Im Vorstellungsgespräch die Frage nach der größten Schwäche – ein klassischer Moment, der vielen Bewerber:innen kalte Hände verursacht. Doch statt zu improvisieren oder eine Floskel aufzusagen, lohnt es sich, ehrlich, aber strategisch zu antworten. Denn niemand erwartet Perfektion – wohl aber Selbsterkenntnis und den Willen zur Weiterentwicklung.

Einige typische Schwächen tauchen immer wieder auf: „Ich kann mir Namen schlecht merken“, „Ich bin sehr direkt“ oder „Ich habe noch wenig Berufserfahrung“. Das ist völlig in Ordnung – solange man zeigt, dass man daran arbeitet. Wer etwa sagt: „Ich war früher oft zu schüchtern, um Konflikte anzusprechen, aber ich lerne gerade, besser für meine Meinung einzustehen“, gewinnt Sympathie durch Authentizität.

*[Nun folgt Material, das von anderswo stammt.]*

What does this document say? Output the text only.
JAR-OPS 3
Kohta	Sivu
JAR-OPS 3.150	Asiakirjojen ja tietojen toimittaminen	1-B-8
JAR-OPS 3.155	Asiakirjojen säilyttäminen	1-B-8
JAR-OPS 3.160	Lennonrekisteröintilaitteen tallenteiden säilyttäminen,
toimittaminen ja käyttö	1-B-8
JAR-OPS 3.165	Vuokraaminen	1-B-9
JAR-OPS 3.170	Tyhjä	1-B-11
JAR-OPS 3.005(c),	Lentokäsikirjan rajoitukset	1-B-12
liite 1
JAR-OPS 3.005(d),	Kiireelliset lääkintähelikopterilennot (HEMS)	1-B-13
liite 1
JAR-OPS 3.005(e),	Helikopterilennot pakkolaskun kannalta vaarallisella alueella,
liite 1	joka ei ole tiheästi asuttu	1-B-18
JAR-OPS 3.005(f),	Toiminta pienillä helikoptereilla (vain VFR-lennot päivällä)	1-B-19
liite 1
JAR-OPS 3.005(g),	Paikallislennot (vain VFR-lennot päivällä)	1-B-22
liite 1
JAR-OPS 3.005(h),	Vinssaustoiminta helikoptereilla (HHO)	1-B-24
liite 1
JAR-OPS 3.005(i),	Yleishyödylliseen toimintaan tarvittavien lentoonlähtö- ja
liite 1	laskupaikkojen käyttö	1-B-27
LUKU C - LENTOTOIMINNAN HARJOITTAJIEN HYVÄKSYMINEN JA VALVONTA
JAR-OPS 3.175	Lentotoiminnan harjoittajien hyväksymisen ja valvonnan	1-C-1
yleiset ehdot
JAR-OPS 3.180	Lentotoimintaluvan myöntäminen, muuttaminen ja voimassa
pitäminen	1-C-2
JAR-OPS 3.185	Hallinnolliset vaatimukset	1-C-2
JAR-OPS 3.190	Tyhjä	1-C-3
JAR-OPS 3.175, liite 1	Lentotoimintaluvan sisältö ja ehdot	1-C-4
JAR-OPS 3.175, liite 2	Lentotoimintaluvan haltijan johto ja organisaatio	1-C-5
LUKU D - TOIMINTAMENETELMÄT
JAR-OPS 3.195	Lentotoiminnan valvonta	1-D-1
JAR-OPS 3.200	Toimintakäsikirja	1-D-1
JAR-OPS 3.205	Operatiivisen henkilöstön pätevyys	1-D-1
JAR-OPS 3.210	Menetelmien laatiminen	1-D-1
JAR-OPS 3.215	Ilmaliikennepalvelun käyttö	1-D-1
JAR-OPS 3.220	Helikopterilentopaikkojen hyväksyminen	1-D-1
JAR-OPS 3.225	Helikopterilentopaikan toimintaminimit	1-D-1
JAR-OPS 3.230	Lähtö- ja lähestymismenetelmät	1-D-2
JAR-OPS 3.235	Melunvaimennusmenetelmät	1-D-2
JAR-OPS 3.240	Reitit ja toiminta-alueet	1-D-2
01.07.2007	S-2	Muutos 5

Andere Aussagen wie „Ich werde schnell nervös“ oder „Ich kann schlecht Nein sagen“ können zum Nachteil werden, wenn sie nicht mit einer positiven Gegenstrategie verbunden werden. Hier hilft ein Satz wie: „Ich merke, dass ich unter Druck manchmal unruhig werde – deshalb plane ich meine Aufgaben heute bewusster und achte auf klare Prioritäten.“

Auch wer noch wenig Erfahrung hat, kann punkten – indem er: sie Neugier und Lernbereitschaft betont. Und wer neigt, Aufgaben nicht zu delegieren, kann stattdessen von seiner Verantwortung gegenüber dem Team sprechen.

Der Schlüssel liegt darin, Schwächen nicht zu verstecken, sondern zu zeigen: Ich kenne mich, ich arbeite daran – und ich wachse daran. Genau das schätzen Arbeitgeber:innen mehr als jede perfekte Fassade.